Rare Fendt 9390R combine spotted in Suffolk

One Suffolk farmer was so determined to get his hands on a Fendt combine, he imported one. Martin Rickatson explains.

Fendt combines may be almost non-existent in Britain, but that didn’t stop John Davie-Thornhill getting hold of one. He farms 540ha of combinable crops between Diss and Bury St Edmunds and snared the one-year-old Fendt 9390R from Spain thanks to his partnership with his local Agco dealer, who rents part of his yard.

See also: Farmer takes four Massey Ferguson 865 combines for a spin 

Despite a few glitches, he has been pleased with the way the combine has performed.

“It was tested in the UK, including on our farm, but while it was sold in mainland Europe, they decided not to bring it to the UK,” he says.

“I’d always been keen on the straight-through, unpitched single-rotor design rather than the pitched layout some other machines use, finding it simpler and less abrasive, and I’d acquired a 1987 MF8590 a while ago, to support a straw-walker MF we were running.

Fendt-9390

Fendt-9390

With a header that wasn’t too big, at 6.6m (22ft), and with 248hp on tap, there was plenty of power for the material coming in.

“Having seen what it could do, I was keen to try an up-to-date version, and I still wanted to move away from both drum-and-concave and straw walker arrangements. I didn’t want a combine with a massively wide cutterbar, but a rotary that would produce good outputs with a mid-sized header.”

One of the last from the Continent

“When MF introduced a new series of 9005 Fortia rotaries in North America and mainland Europe, we were again involved in some UK testing, but Agco decided not to bring them here, as they felt the twin-rotor hybrid Delta more suited the UK market.

Fendt-9390

But although they’ve now stopped bringing the single-rotor machines to Europe, they agreed to help me source one of the last from the Continent.”

Ultimately, it wasn’t a red combine Mr Davie-Thornhill purchased, but a green one. Agco’s multi-brand strategy means that, as well as the MF 9500 combines that have succeeded the 9005s, the Hesston factory has also been producing the axial rotor machines in Fendt green for selected European markets.

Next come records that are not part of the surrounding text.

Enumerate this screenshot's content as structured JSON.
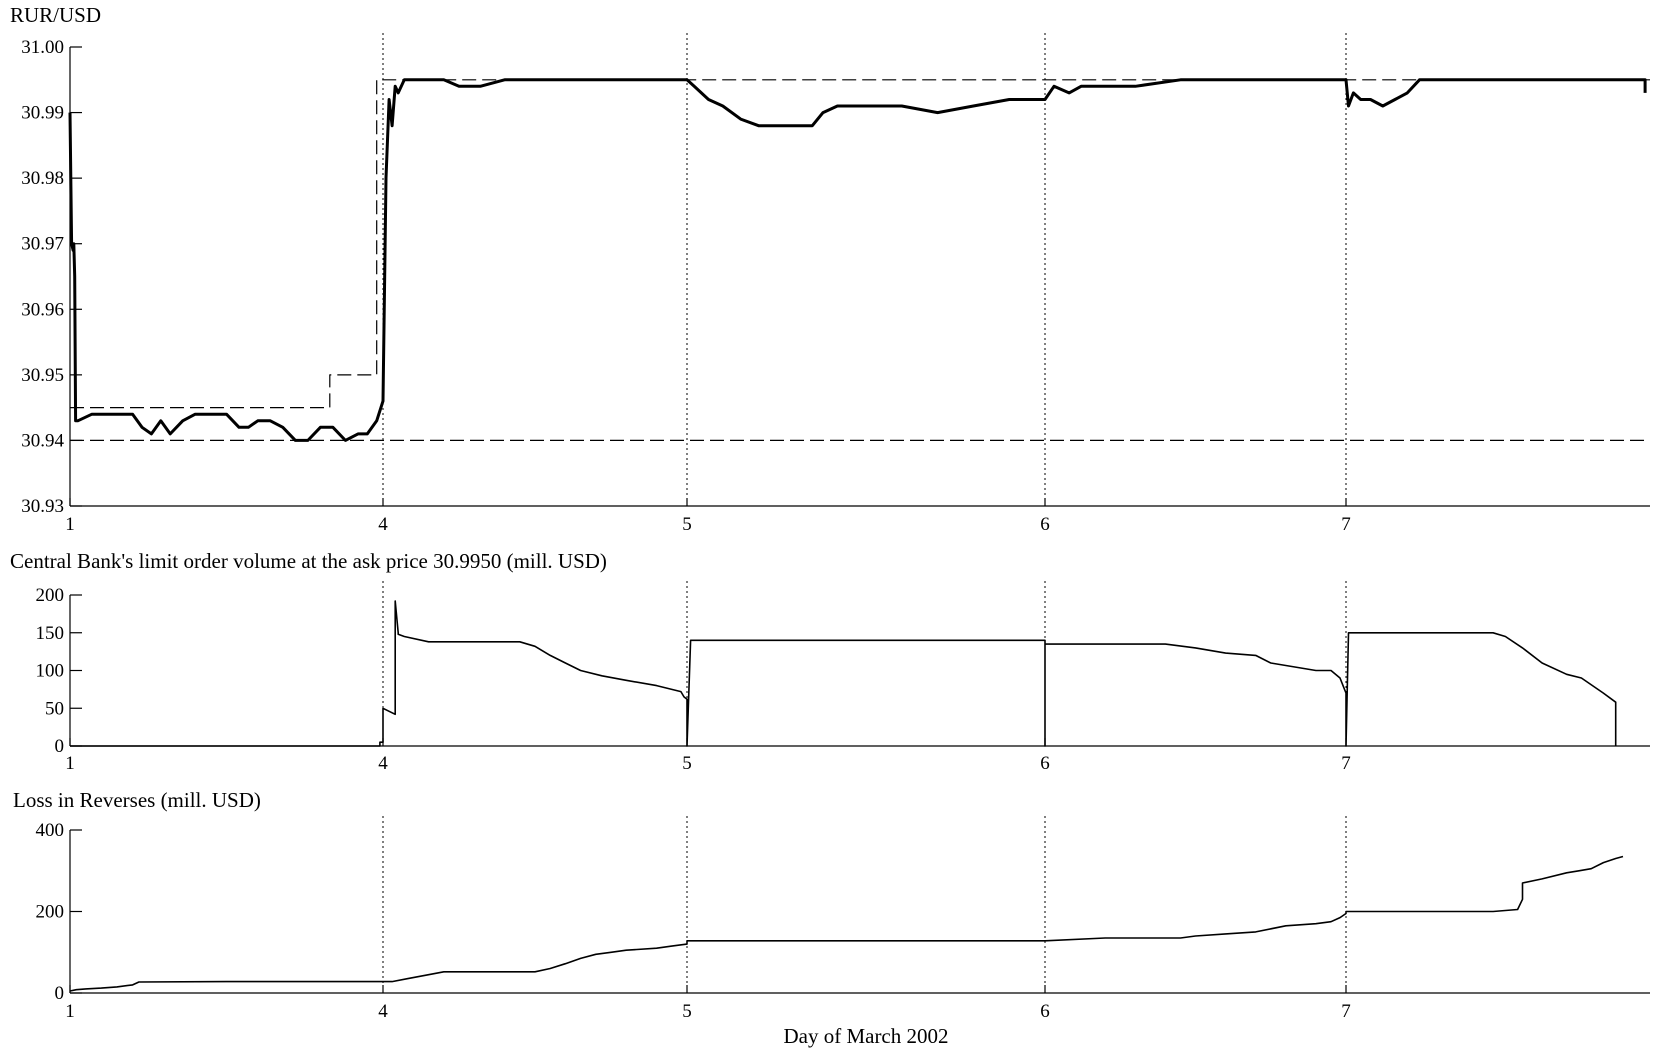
{
  "x_axis_label": "Day of March 2002",
  "colors": {
    "line": "#000000",
    "background": "#ffffff"
  },
  "chart_data": [
    {
      "type": "line",
      "ylabel": "RUR/USD",
      "ylim": [
        30.93,
        31.0
      ],
      "yticks": [
        "31.00",
        "30.99",
        "30.98",
        "30.97",
        "30.96",
        "30.95",
        "30.94",
        "30.93"
      ],
      "xticks": [
        {
          "label": "1",
          "pos": 0
        },
        {
          "label": "4",
          "pos": 1
        },
        {
          "label": "5",
          "pos": 2
        },
        {
          "label": "6",
          "pos": 3
        },
        {
          "label": "7",
          "pos": 4
        }
      ],
      "xlim": [
        0,
        5.24
      ],
      "day_separators": [
        1,
        2,
        3,
        4
      ],
      "series": [
        {
          "style": "solid-thick",
          "x": [
            0,
            0.005,
            0.01,
            0.012,
            0.015,
            0.018,
            0.025,
            0.07,
            0.2,
            0.23,
            0.26,
            0.29,
            0.32,
            0.36,
            0.4,
            0.45,
            0.5,
            0.54,
            0.57,
            0.6,
            0.64,
            0.68,
            0.72,
            0.76,
            0.8,
            0.84,
            0.88,
            0.92,
            0.95,
            0.98,
            1.0,
            1.01,
            1.02,
            1.03,
            1.04,
            1.05,
            1.07,
            1.1,
            1.2,
            1.25,
            1.32,
            1.4,
            1.5,
            1.7,
            1.9,
            1.96,
            2.0,
            2.02,
            2.06,
            2.1,
            2.15,
            2.2,
            2.25,
            2.3,
            2.35,
            2.38,
            2.42,
            2.5,
            2.6,
            2.7,
            2.8,
            2.9,
            2.96,
            3.0,
            3.03,
            3.08,
            3.12,
            3.2,
            3.3,
            3.45,
            3.6,
            3.8,
            3.95,
            4.0,
            4.01,
            4.03,
            4.06,
            4.1,
            4.15,
            4.2,
            4.25,
            4.3,
            4.35,
            4.4,
            4.45,
            4.5,
            4.55,
            4.6,
            4.7,
            4.8,
            4.9,
            5.0,
            5.1,
            5.2,
            5.22,
            5.22
          ],
          "y": [
            30.99,
            30.97,
            30.969,
            30.97,
            30.965,
            30.943,
            30.943,
            30.944,
            30.944,
            30.942,
            30.941,
            30.943,
            30.941,
            30.943,
            30.944,
            30.944,
            30.944,
            30.942,
            30.942,
            30.943,
            30.943,
            30.942,
            30.94,
            30.94,
            30.942,
            30.942,
            30.94,
            30.941,
            30.941,
            30.943,
            30.946,
            30.98,
            30.992,
            30.988,
            30.994,
            30.993,
            30.995,
            30.995,
            30.995,
            30.994,
            30.994,
            30.995,
            30.995,
            30.995,
            30.995,
            30.995,
            30.995,
            30.994,
            30.992,
            30.991,
            30.989,
            30.988,
            30.988,
            30.988,
            30.988,
            30.99,
            30.991,
            30.991,
            30.991,
            30.99,
            30.991,
            30.992,
            30.992,
            30.992,
            30.994,
            30.993,
            30.994,
            30.994,
            30.994,
            30.995,
            30.995,
            30.995,
            30.995,
            30.995,
            30.991,
            30.993,
            30.992,
            30.992,
            30.991,
            30.992,
            30.993,
            30.995,
            30.995,
            30.995,
            30.995,
            30.995,
            30.995,
            30.995,
            30.995,
            30.995,
            30.995,
            30.995,
            30.995,
            30.995,
            30.995,
            30.993
          ]
        },
        {
          "style": "dashed",
          "x": [
            0,
            0.83,
            0.83,
            0.98,
            0.98,
            5.24
          ],
          "y": [
            30.945,
            30.945,
            30.95,
            30.95,
            30.995,
            30.995
          ]
        },
        {
          "style": "dashed",
          "x": [
            0,
            5.24
          ],
          "y": [
            30.94,
            30.94
          ]
        }
      ]
    },
    {
      "type": "line",
      "title": "Central Bank's limit order volume at the ask price 30.9950 (mill. USD)",
      "ylim": [
        0,
        200
      ],
      "yticks": [
        "200",
        "150",
        "100",
        "50",
        "0"
      ],
      "xticks": [
        {
          "label": "1",
          "pos": 0
        },
        {
          "label": "4",
          "pos": 1
        },
        {
          "label": "5",
          "pos": 2
        },
        {
          "label": "6",
          "pos": 3
        },
        {
          "label": "7",
          "pos": 4
        }
      ],
      "xlim": [
        0,
        5.24
      ],
      "day_separators": [
        1,
        2,
        3,
        4
      ],
      "series": [
        {
          "style": "solid",
          "x": [
            0,
            0.99,
            0.99,
            1.0,
            1.0,
            1.04,
            1.04,
            1.05,
            1.05,
            1.07,
            1.15,
            1.45,
            1.5,
            1.55,
            1.6,
            1.65,
            1.72,
            1.8,
            1.9,
            1.98,
            1.99,
            2.0,
            2.0,
            2.01,
            3.0,
            3.0,
            3.0,
            3.4,
            3.5,
            3.6,
            3.7,
            3.75,
            3.9,
            3.95,
            3.98,
            3.99,
            4.0,
            4.0,
            4.01,
            4.6,
            4.65,
            4.72,
            4.8,
            4.9,
            4.96,
            5.05,
            5.1,
            5.1,
            5.1
          ],
          "y": [
            0,
            0,
            5,
            5,
            50,
            42,
            192,
            150,
            148,
            145,
            138,
            138,
            132,
            120,
            110,
            100,
            93,
            87,
            80,
            72,
            65,
            62,
            0,
            140,
            140,
            0,
            135,
            135,
            130,
            123,
            120,
            110,
            100,
            100,
            90,
            80,
            70,
            0,
            150,
            150,
            145,
            130,
            110,
            95,
            90,
            70,
            58,
            55,
            0
          ]
        }
      ]
    },
    {
      "type": "line",
      "ylabel": "Loss in Reverses (mill. USD)",
      "xlabel": "Day of March 2002",
      "ylim": [
        0,
        400
      ],
      "yticks": [
        "400",
        "200",
        "0"
      ],
      "xticks": [
        {
          "label": "1",
          "pos": 0
        },
        {
          "label": "4",
          "pos": 1
        },
        {
          "label": "5",
          "pos": 2
        },
        {
          "label": "6",
          "pos": 3
        },
        {
          "label": "7",
          "pos": 4
        }
      ],
      "xlim": [
        0,
        5.24
      ],
      "day_separators": [
        1,
        2,
        3,
        4
      ],
      "series": [
        {
          "style": "solid",
          "x": [
            0,
            0.02,
            0.05,
            0.1,
            0.15,
            0.2,
            0.22,
            0.5,
            0.8,
            1.0,
            1.03,
            1.08,
            1.15,
            1.2,
            1.3,
            1.4,
            1.5,
            1.55,
            1.6,
            1.65,
            1.7,
            1.75,
            1.8,
            1.9,
            1.95,
            2.0,
            2.0,
            2.5,
            3.0,
            3.0,
            3.2,
            3.45,
            3.5,
            3.6,
            3.7,
            3.8,
            3.9,
            3.95,
            3.98,
            4.0,
            4.0,
            4.6,
            4.7,
            4.72,
            4.72,
            4.8,
            4.9,
            4.95,
            5.0,
            5.05,
            5.1,
            5.13
          ],
          "y": [
            5,
            8,
            10,
            12,
            15,
            20,
            27,
            28,
            28,
            28,
            28,
            35,
            45,
            52,
            52,
            52,
            52,
            60,
            72,
            85,
            95,
            100,
            105,
            110,
            115,
            120,
            128,
            128,
            128,
            128,
            135,
            135,
            140,
            145,
            150,
            165,
            170,
            175,
            185,
            195,
            200,
            200,
            205,
            230,
            270,
            280,
            295,
            300,
            305,
            320,
            330,
            335
          ]
        }
      ]
    }
  ]
}
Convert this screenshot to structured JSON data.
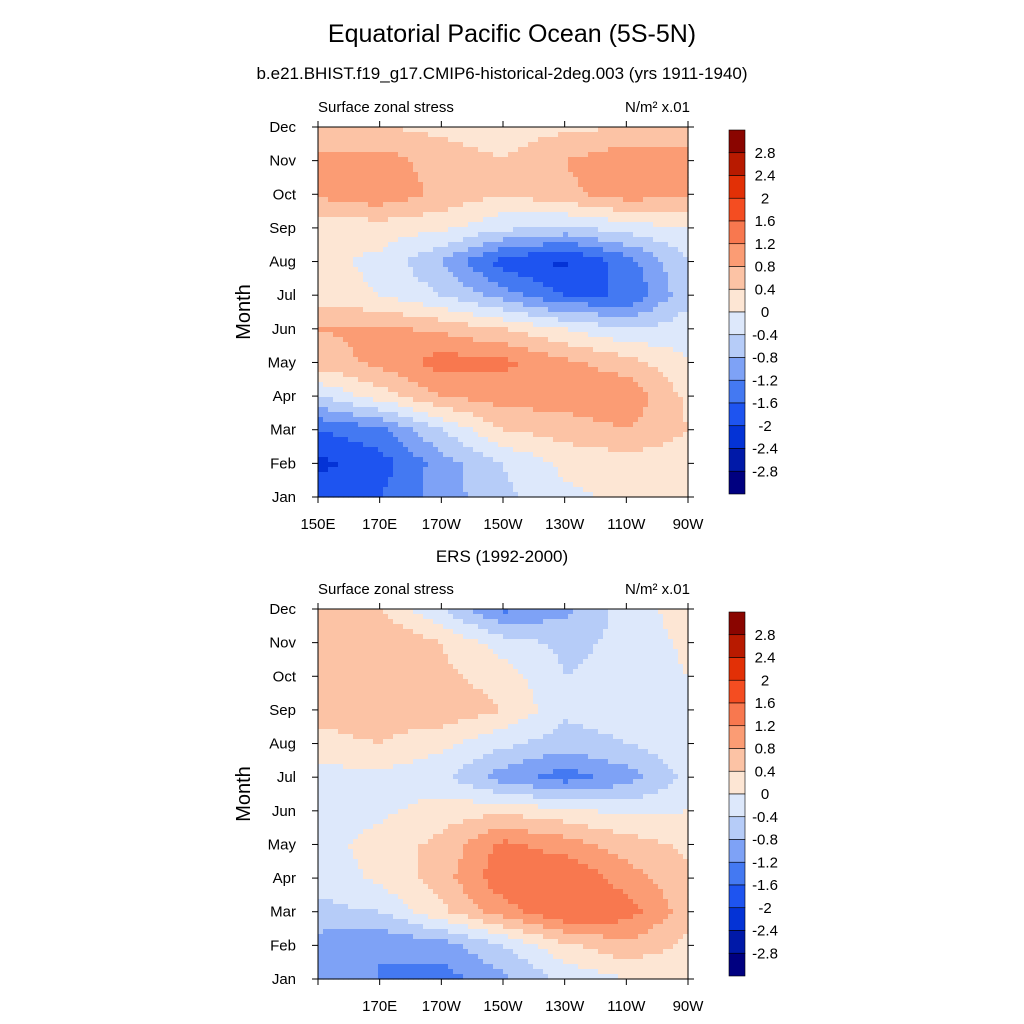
{
  "title": "Equatorial Pacific Ocean (5S-5N)",
  "colors": [
    "#000080",
    "#0019a8",
    "#0433d6",
    "#1e54f0",
    "#4479f2",
    "#7ea2f6",
    "#b6ccf8",
    "#dde8fb",
    "#fde6d4",
    "#fcc3a5",
    "#fb9c74",
    "#f8784f",
    "#f44d21",
    "#e23006",
    "#b81a00",
    "#8a0500"
  ],
  "panels": [
    {
      "heading": "b.e21.BHIST.f19_g17.CMIP6-historical-2deg.003 (yrs 1911-1940)",
      "left_label": "Surface zonal stress",
      "right_label": "N/m² x.01",
      "ylabel": "Month",
      "xticks": [
        "150E",
        "170E",
        "170W",
        "150W",
        "130W",
        "110W",
        "90W"
      ],
      "yticks": [
        "Jan",
        "Feb",
        "Mar",
        "Apr",
        "May",
        "Jun",
        "Jul",
        "Aug",
        "Sep",
        "Oct",
        "Nov",
        "Dec"
      ],
      "colorbar_labels": [
        "2.8",
        "2.4",
        "2",
        "1.6",
        "1.2",
        "0.8",
        "0.4",
        "0",
        "-0.4",
        "-0.8",
        "-1.2",
        "-1.6",
        "-2",
        "-2.4",
        "-2.8"
      ]
    },
    {
      "heading": "ERS (1992-2000)",
      "left_label": "Surface zonal stress",
      "right_label": "N/m² x.01",
      "ylabel": "Month",
      "xticks": [
        "",
        "170E",
        "170W",
        "150W",
        "130W",
        "110W",
        "90W"
      ],
      "yticks": [
        "Jan",
        "Feb",
        "Mar",
        "Apr",
        "May",
        "Jun",
        "Jul",
        "Aug",
        "Sep",
        "Oct",
        "Nov",
        "Dec"
      ],
      "colorbar_labels": [
        "2.8",
        "2.4",
        "2",
        "1.6",
        "1.2",
        "0.8",
        "0.4",
        "0",
        "-0.4",
        "-0.8",
        "-1.2",
        "-1.6",
        "-2",
        "-2.4",
        "-2.8"
      ]
    }
  ],
  "chart_data": [
    {
      "type": "heatmap",
      "xlim_deg_east": [
        150,
        270
      ],
      "x_deg_east": [
        150,
        170,
        190,
        210,
        230,
        250,
        270
      ],
      "y_months": [
        "Jan",
        "Feb",
        "Mar",
        "Apr",
        "May",
        "Jun",
        "Jul",
        "Aug",
        "Sep",
        "Oct",
        "Nov",
        "Dec"
      ],
      "contour_levels": [
        -2.8,
        -2.4,
        -2.0,
        -1.6,
        -1.2,
        -0.8,
        -0.4,
        0,
        0.4,
        0.8,
        1.2,
        1.6,
        2.0,
        2.4,
        2.8
      ],
      "z": [
        [
          -1.8,
          -1.6,
          -1.0,
          -0.5,
          -0.1,
          0.1,
          0.2
        ],
        [
          -2.1,
          -1.8,
          -1.0,
          -0.4,
          0.1,
          0.2,
          0.2
        ],
        [
          -1.6,
          -1.3,
          -0.4,
          0.4,
          0.6,
          0.8,
          0.4
        ],
        [
          -0.4,
          0.2,
          0.8,
          1.0,
          1.0,
          1.1,
          0.3
        ],
        [
          0.6,
          0.9,
          1.4,
          1.3,
          0.9,
          0.6,
          0.0
        ],
        [
          0.8,
          0.9,
          0.7,
          0.4,
          0.0,
          -0.4,
          -0.2
        ],
        [
          0.2,
          0.0,
          -0.4,
          -1.0,
          -1.6,
          -1.6,
          -0.5
        ],
        [
          0.1,
          -0.1,
          -0.8,
          -1.8,
          -2.1,
          -1.4,
          -0.4
        ],
        [
          0.1,
          0.2,
          0.1,
          -0.3,
          -0.5,
          -0.2,
          0.0
        ],
        [
          0.9,
          1.1,
          0.7,
          0.4,
          0.7,
          1.0,
          0.9
        ],
        [
          0.9,
          1.0,
          0.6,
          0.4,
          0.8,
          1.1,
          1.0
        ],
        [
          0.5,
          0.4,
          0.3,
          0.2,
          0.3,
          0.4,
          0.4
        ]
      ]
    },
    {
      "type": "heatmap",
      "xlim_deg_east": [
        150,
        270
      ],
      "x_deg_east": [
        150,
        170,
        190,
        210,
        230,
        250,
        270
      ],
      "y_months": [
        "Jan",
        "Feb",
        "Mar",
        "Apr",
        "May",
        "Jun",
        "Jul",
        "Aug",
        "Sep",
        "Oct",
        "Nov",
        "Dec"
      ],
      "contour_levels": [
        -2.8,
        -2.4,
        -2.0,
        -1.6,
        -1.2,
        -0.8,
        -0.4,
        0,
        0.4,
        0.8,
        1.2,
        1.6,
        2.0,
        2.4,
        2.8
      ],
      "z": [
        [
          -0.8,
          -1.2,
          -1.4,
          -0.9,
          -0.3,
          0.0,
          0.1
        ],
        [
          -1.0,
          -1.2,
          -1.0,
          -0.4,
          0.3,
          0.7,
          0.3
        ],
        [
          -0.5,
          -0.4,
          0.3,
          1.0,
          1.6,
          1.4,
          0.6
        ],
        [
          -0.3,
          0.1,
          0.6,
          1.5,
          1.6,
          1.0,
          0.5
        ],
        [
          -0.2,
          0.2,
          0.5,
          1.3,
          1.0,
          0.6,
          0.3
        ],
        [
          -0.4,
          -0.1,
          0.2,
          0.3,
          0.1,
          -0.1,
          0.0
        ],
        [
          -0.2,
          -0.1,
          -0.3,
          -1.0,
          -1.4,
          -1.0,
          -0.3
        ],
        [
          0.3,
          0.4,
          0.1,
          -0.3,
          -0.6,
          -0.4,
          -0.1
        ],
        [
          0.5,
          0.6,
          0.7,
          0.4,
          -0.3,
          -0.2,
          0.0
        ],
        [
          0.5,
          0.6,
          0.5,
          0.2,
          -0.4,
          -0.3,
          0.0
        ],
        [
          0.6,
          0.8,
          0.4,
          -0.2,
          -0.5,
          -0.3,
          0.1
        ],
        [
          0.5,
          0.4,
          -0.4,
          -1.3,
          -0.9,
          -0.2,
          0.2
        ]
      ]
    }
  ]
}
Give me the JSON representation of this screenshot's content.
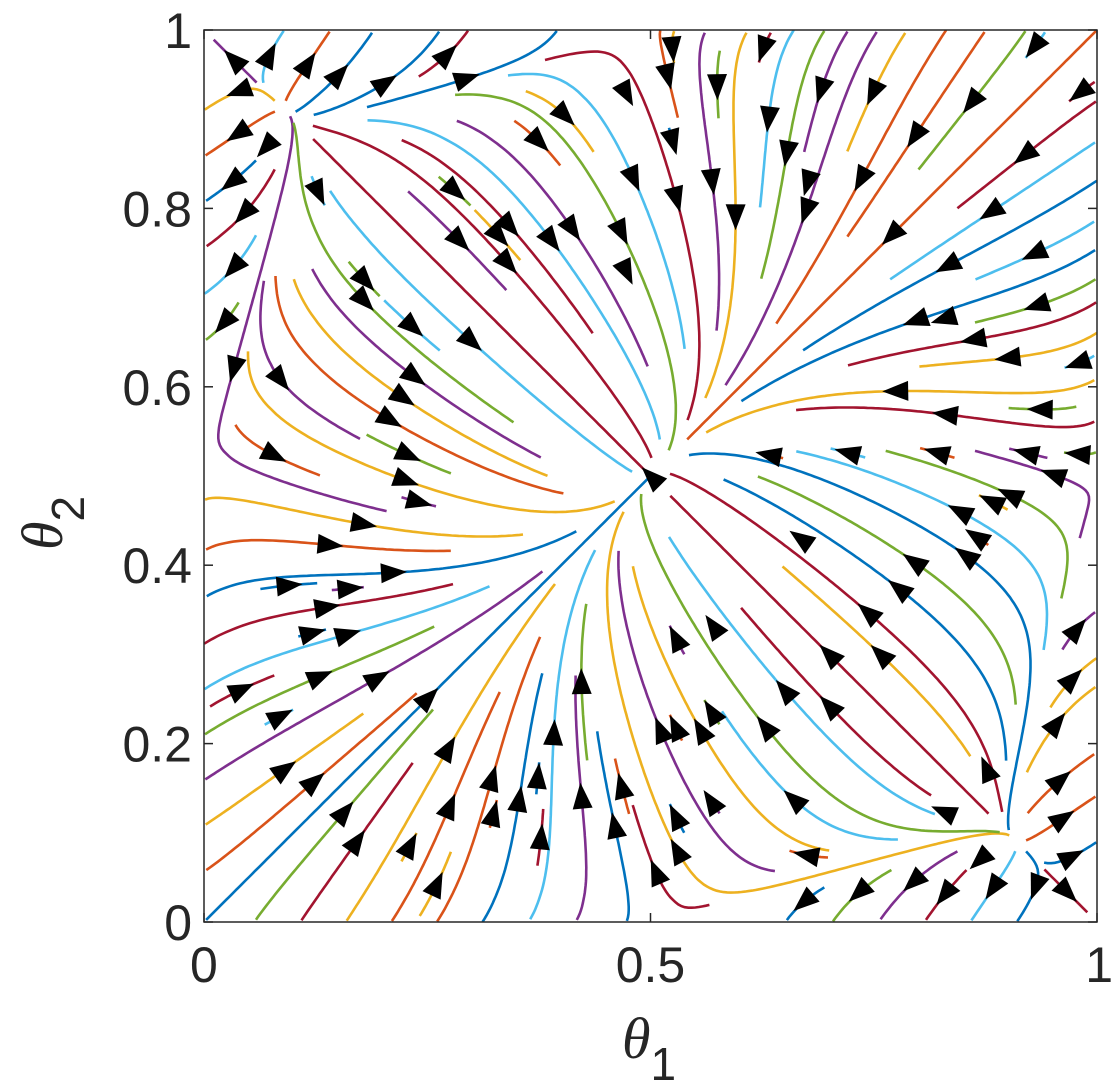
{
  "chart_data": {
    "type": "streamline",
    "title": "",
    "xlabel": {
      "symbol": "θ",
      "subscript": "1"
    },
    "ylabel": {
      "symbol": "θ",
      "subscript": "2"
    },
    "xlim": [
      0,
      1
    ],
    "ylim": [
      0,
      1
    ],
    "xticks": [
      0,
      0.5,
      1
    ],
    "xtick_labels": [
      "0",
      "0.5",
      "1"
    ],
    "yticks": [
      0,
      0.2,
      0.4,
      0.6,
      0.8,
      1
    ],
    "ytick_labels": [
      "0",
      "0.2",
      "0.4",
      "0.6",
      "0.8",
      "1"
    ],
    "grid": false,
    "legend": "none",
    "stable_fixed_point": [
      0.5,
      0.5
    ],
    "arrow_color": "#000000",
    "line_colors": [
      "#0072BD",
      "#D95319",
      "#EDB120",
      "#7E2F8E",
      "#77AC30",
      "#4DBEEE",
      "#A2142F"
    ]
  }
}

So that’s how an ex-Spain one-year-old unused 7.7m Fendt 9390R – equivalent to an MF 9530, the top-but-one in the range – comes to be cutting wheat, rye, barley and beans in Suffolk.

Since its arrival, Mr Davie-Thornhill says that, while there have been a few glitches, he has been pleased with the way the 9390R has performed.

John Davie-Thornhill

John Davie-Thornhill: The 9390 has proved itself in UK conditions, giving us good outputs from a mid to high-end rotary with good grain quality and decent straw for our buyers

“On the whole, it has performed exactly as I expected, although we’ve had some frustrating issues with small things such as electrical actuators. But it has proved itself in UK conditions, giving us good outputs from a mid to high-end rotary with good grain quality and decent straw for our buyers.”

Put to the test

Operator Jon Backhouse, who only joined Mr Davie-Thornhill’s team this summer, reckons to have learned its characteristics fairly quickly, although he feels there’s more output to come from the machine. 

“It will happily average 30t/hour in wheat, but we’ve not pushed it hard yet, as it’s got plenty of capacity for our acreage. There are seven concave sections, and the spacings at the rear could do with doubling to an inch to boost capacity.

“The chopper also needs some fine-tuning to handle dense wheat straw. But it’s simple to service, with only six main grease points. And as our land is mostly in a single block, while it’s a wide machine at 3.5m, that isn’t too much of an issue.


A brief history of rotaries

The roots of Agco’s single-rotor combine technology stretch back to 1980 when White Farm Equipment launched its 9700 Axial Harvest Boss with an axial, horizontal threshing and a separation rotor.

The design morphed into the updated 9720 model, and was taken over by Massey Ferguson (MF) in the mid-1980s when the latter bought White’s combine business.

The machine was rebadged as the MF8590, and a handful of the V8 Perkins-powered models, featuring a 4.26m (14ft) long rotor, came to the UK. However its chunky dimensions – in particular, transport width – hampered its success in the UK.

Fast-forward to the 1990s, though, and Agco, which had purchased both White and MF and was still making axial-rotor combines in Missouri (and latterly at the Hesston plant in Kansas) brought its redesigned 8780 version over here.